Pairs change partners and lift

The main medals in ISU events are presented with much ceremony in the stadium. There is much pomp but generally not many spectators since part of the audience is often in a hurry to get home.

Nowadays, the ISU has added a much more informal "photo op" by presenting the "small" medals, for performance in each of the sections, outside the arenas to drum up public interest.

On Saturday Canadian team leader Debbi Wilkes -- who knows a good media event when she sees one -- got the three Canadian pairs to Saturday morning's ceremony early. The Chinese gold medalists came along with them.

While TV personal rushed around with umbrellas trying to protect their apparatus from rain, the pairs began drumming up interest with lifts in unison, much to the enjoyment of the small crowd.

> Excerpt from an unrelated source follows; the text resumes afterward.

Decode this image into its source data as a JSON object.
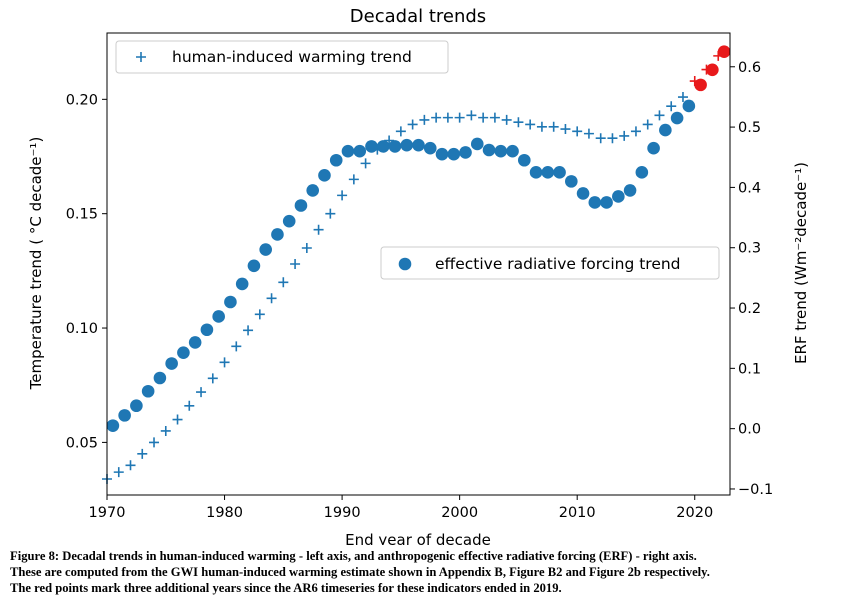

Canadian champion Kirsten Moore-Towers (third in the free skate with partner Dylan Moscovitch) decided to upstage the others by releasing one hand and waving. The spontaneity turned the fun into a contest with much giggling from all.

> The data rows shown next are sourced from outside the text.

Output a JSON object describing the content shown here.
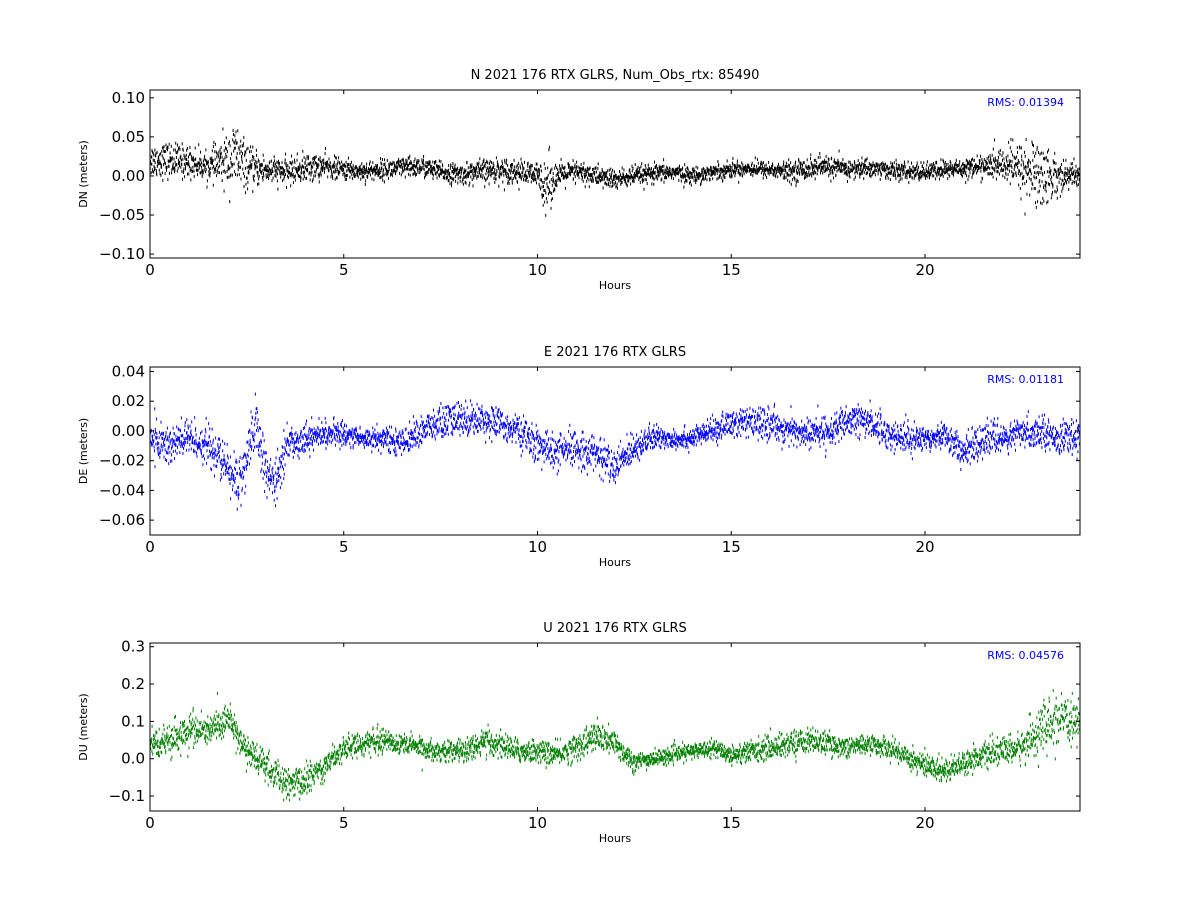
{
  "chart_data": [
    {
      "type": "scatter",
      "title": "N 2021 176 RTX  GLRS, Num_Obs_rtx: 85490",
      "xlabel": "Hours",
      "ylabel": "DN (meters)",
      "xlim": [
        0,
        24
      ],
      "ylim": [
        -0.105,
        0.11
      ],
      "xticks": [
        0,
        5,
        10,
        15,
        20
      ],
      "xtick_labels": [
        "0",
        "5",
        "10",
        "15",
        "20"
      ],
      "yticks": [
        0.1,
        0.05,
        0.0,
        -0.05,
        -0.1
      ],
      "ytick_labels": [
        "0.10",
        "0.05",
        "0.00",
        "−0.05",
        "−0.10"
      ],
      "color": "#000000",
      "annotation": "RMS:  0.01394",
      "annotation_color": "#0000ff",
      "grid": false,
      "series": [
        {
          "x": [
            0,
            0.5,
            1,
            1.5,
            2,
            2.25,
            2.5,
            3,
            3.5,
            4,
            4.5,
            5,
            5.5,
            6,
            6.5,
            7,
            7.5,
            8,
            8.5,
            9,
            9.5,
            10,
            10.25,
            10.5,
            11,
            11.5,
            12,
            12.5,
            13,
            13.5,
            14,
            14.5,
            15,
            15.5,
            16,
            16.5,
            17,
            17.5,
            18,
            18.5,
            19,
            19.5,
            20,
            20.5,
            21,
            21.5,
            22,
            22.5,
            23,
            23.5,
            24
          ],
          "center": [
            0.02,
            0.02,
            0.018,
            0.012,
            0.02,
            0.025,
            0.01,
            0.008,
            0.005,
            0.01,
            0.012,
            0.008,
            0.006,
            0.008,
            0.01,
            0.012,
            0.005,
            0.002,
            0.005,
            0.008,
            0.005,
            0.0,
            -0.01,
            0.0,
            0.005,
            0.0,
            -0.005,
            0.0,
            0.002,
            0.005,
            0.0,
            0.005,
            0.008,
            0.01,
            0.008,
            0.005,
            0.01,
            0.012,
            0.008,
            0.01,
            0.008,
            0.005,
            0.005,
            0.008,
            0.01,
            0.012,
            0.015,
            0.01,
            0.0,
            0.0,
            0.002
          ],
          "spread": [
            0.02,
            0.022,
            0.02,
            0.015,
            0.035,
            0.045,
            0.025,
            0.018,
            0.015,
            0.018,
            0.015,
            0.012,
            0.012,
            0.012,
            0.013,
            0.013,
            0.012,
            0.012,
            0.015,
            0.015,
            0.015,
            0.015,
            0.04,
            0.015,
            0.014,
            0.013,
            0.013,
            0.012,
            0.012,
            0.01,
            0.01,
            0.01,
            0.01,
            0.01,
            0.01,
            0.012,
            0.014,
            0.013,
            0.012,
            0.012,
            0.011,
            0.011,
            0.011,
            0.012,
            0.012,
            0.013,
            0.02,
            0.035,
            0.045,
            0.02,
            0.015
          ]
        }
      ]
    },
    {
      "type": "scatter",
      "title": "E 2021 176 RTX  GLRS",
      "xlabel": "Hours",
      "ylabel": "DE (meters)",
      "xlim": [
        0,
        24
      ],
      "ylim": [
        -0.07,
        0.043
      ],
      "xticks": [
        0,
        5,
        10,
        15,
        20
      ],
      "xtick_labels": [
        "0",
        "5",
        "10",
        "15",
        "20"
      ],
      "yticks": [
        0.04,
        0.02,
        0.0,
        -0.02,
        -0.04,
        -0.06
      ],
      "ytick_labels": [
        "0.04",
        "0.02",
        "0.00",
        "−0.02",
        "−0.04",
        "−0.06"
      ],
      "color": "#0000ff",
      "annotation": "RMS:  0.01181",
      "annotation_color": "#0000ff",
      "grid": false,
      "series": [
        {
          "x": [
            0,
            0.5,
            1,
            1.5,
            2,
            2.25,
            2.5,
            2.75,
            3,
            3.25,
            3.5,
            4,
            4.5,
            5,
            5.5,
            6,
            6.5,
            7,
            7.5,
            8,
            8.5,
            9,
            9.5,
            10,
            10.5,
            11,
            11.5,
            12,
            12.5,
            13,
            13.5,
            14,
            14.5,
            15,
            15.5,
            16,
            16.5,
            17,
            17.5,
            18,
            18.5,
            19,
            19.5,
            20,
            20.5,
            21,
            21.5,
            22,
            22.5,
            23,
            23.5,
            24
          ],
          "center": [
            -0.005,
            -0.01,
            -0.005,
            -0.01,
            -0.025,
            -0.035,
            -0.02,
            0.005,
            -0.03,
            -0.035,
            -0.01,
            -0.005,
            -0.002,
            -0.002,
            -0.005,
            -0.005,
            -0.008,
            0.0,
            0.005,
            0.008,
            0.008,
            0.005,
            0.0,
            -0.01,
            -0.015,
            -0.012,
            -0.015,
            -0.025,
            -0.01,
            -0.005,
            -0.005,
            -0.005,
            0.0,
            0.005,
            0.005,
            0.005,
            0.0,
            -0.002,
            0.0,
            0.005,
            0.008,
            -0.002,
            -0.005,
            -0.005,
            -0.002,
            -0.015,
            -0.005,
            -0.005,
            -0.002,
            0.0,
            -0.005,
            -0.005
          ],
          "spread": [
            0.012,
            0.015,
            0.013,
            0.012,
            0.015,
            0.02,
            0.015,
            0.02,
            0.015,
            0.015,
            0.012,
            0.01,
            0.008,
            0.008,
            0.007,
            0.008,
            0.008,
            0.01,
            0.012,
            0.012,
            0.01,
            0.01,
            0.01,
            0.012,
            0.012,
            0.012,
            0.012,
            0.012,
            0.01,
            0.008,
            0.007,
            0.007,
            0.007,
            0.01,
            0.01,
            0.01,
            0.01,
            0.01,
            0.01,
            0.01,
            0.012,
            0.01,
            0.01,
            0.008,
            0.008,
            0.012,
            0.01,
            0.01,
            0.01,
            0.01,
            0.01,
            0.01
          ]
        }
      ]
    },
    {
      "type": "scatter",
      "title": "U 2021 176 RTX  GLRS",
      "xlabel": "Hours",
      "ylabel": "DU (meters)",
      "xlim": [
        0,
        24
      ],
      "ylim": [
        -0.14,
        0.31
      ],
      "xticks": [
        0,
        5,
        10,
        15,
        20
      ],
      "xtick_labels": [
        "0",
        "5",
        "10",
        "15",
        "20"
      ],
      "yticks": [
        0.3,
        0.2,
        0.1,
        0.0,
        -0.1
      ],
      "ytick_labels": [
        "0.3",
        "0.2",
        "0.1",
        "0.0",
        "−0.1"
      ],
      "color": "#008000",
      "annotation": "RMS:  0.04576",
      "annotation_color": "#0000ff",
      "grid": false,
      "series": [
        {
          "x": [
            0,
            0.5,
            1,
            1.5,
            2,
            2.5,
            3,
            3.5,
            4,
            4.5,
            5,
            5.5,
            6,
            6.5,
            7,
            7.5,
            8,
            8.5,
            9,
            9.5,
            10,
            10.5,
            11,
            11.5,
            12,
            12.5,
            13,
            13.5,
            14,
            14.5,
            15,
            15.5,
            16,
            16.5,
            17,
            17.5,
            18,
            18.5,
            19,
            19.5,
            20,
            20.5,
            21,
            21.5,
            22,
            22.5,
            23,
            23.5,
            24
          ],
          "center": [
            0.05,
            0.04,
            0.08,
            0.07,
            0.11,
            0.02,
            -0.02,
            -0.07,
            -0.06,
            -0.02,
            0.03,
            0.04,
            0.05,
            0.04,
            0.03,
            0.02,
            0.02,
            0.04,
            0.04,
            0.02,
            0.02,
            0.01,
            0.03,
            0.06,
            0.04,
            -0.01,
            0.0,
            0.01,
            0.02,
            0.03,
            0.01,
            0.02,
            0.03,
            0.04,
            0.05,
            0.04,
            0.03,
            0.04,
            0.03,
            0.01,
            -0.02,
            -0.03,
            -0.01,
            0.01,
            0.02,
            0.03,
            0.08,
            0.1,
            0.1
          ],
          "spread": [
            0.04,
            0.04,
            0.05,
            0.04,
            0.04,
            0.04,
            0.04,
            0.04,
            0.04,
            0.035,
            0.03,
            0.03,
            0.03,
            0.03,
            0.025,
            0.025,
            0.03,
            0.035,
            0.035,
            0.03,
            0.03,
            0.03,
            0.035,
            0.04,
            0.035,
            0.025,
            0.02,
            0.02,
            0.02,
            0.02,
            0.025,
            0.03,
            0.03,
            0.035,
            0.03,
            0.03,
            0.025,
            0.025,
            0.025,
            0.03,
            0.035,
            0.03,
            0.03,
            0.03,
            0.035,
            0.04,
            0.07,
            0.06,
            0.05
          ]
        }
      ]
    }
  ]
}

For variety, they began swapping partners. Moore-Towers snagged Jian Tong, the Chinese world champion who had just won his fifth Four Continents title (2002, 2004, 2008, 2009 and 2011).

"That was fun," Moore-Towers said later of her moment of being tossed around over the head of one of the sport's greats. "At this level of competition, the boys are all very secure with lifts."

Then Rudi Swiegers (who won silver with partner Paige Lawrence in the short program) decided to lift Moscovitch. The two men gave quite a spectacular demonstration of sheer muscle power.

Wasn't that a bit risky, lifting another guy? "Not at all," said Swiegers, a handsome 23-year old from from Kipling, Saskatchewan. "In training we work with weights up to 180 pounds."

Then the women went at it, less successfully, until Swiegers lifted his partner Megan Duhamel up to transfer her into Lawrence's outstretched arms. The result was lots of laughter, with Duhamel shouting, "Oh, My God!" several times. The men took pity of the two women and helped them disengage.

After the medals had been presented, the pairs fielded questions. Asked about their romance with his partner, Tong replied by kissing his wife-to-be.

The ultra-slim Pang was also asked how she could be so strong and yet her legs were so slim. She said, "It's a secret. You have to come to Beijing to find the answer."

Some notable quotes

This event yielded a number of press conference and mixed zone musings over and above the usual "What a great crowd" and "I think I can learn from this" fare.

Here is what Mao Asada had to say about her up-and-down (mostly down) season, which saw the world champion fail to qualify for December's Grand Prix Final: "After last season in the off-season I was kind of back to the beginning, tried to brush up my jumps from zero [with new coach Nobu Sato]. I'm still in the process of improving my jump technique. Recently it came back to me and it became quite consistent, but still there are ups and downs."

Adam Rippon spoke about the ongoing challenge of mastering the triple Axel, a jump he was unable to land here: "I don't know what the problem has been. When I started out in the summer, it felt much better. I think, even though it sounds silly, winning the free skate at the Japan Open [in early October] spooked me because I didn't know all my hard work would pay off so quickly. I'd rather learn this lesson this season rather than one closer to the next Olympics. I have to completely change the Axel technique."

Here's Armin Mahbanoozadeh on his progress with the quadruple toe loop: "I landed my quad for the first time in a competition practice this week. I'm going to continue working on that. I really want one in the program next year. I want to push myself technically and artistically for next season."

Japan's other world champion, Daisuke Takahashi, shared how he tried to deal with pressure from the media and well-meaning advice from fans: "I used to be so sensitive of all the voices, like advice or comments and I felt pressure from that. But I tried to change my mindset. Every comment is made because everybody is caring about me and tried to support me, so I received these voices in a positive way. Instead of pressure, I can get support from that."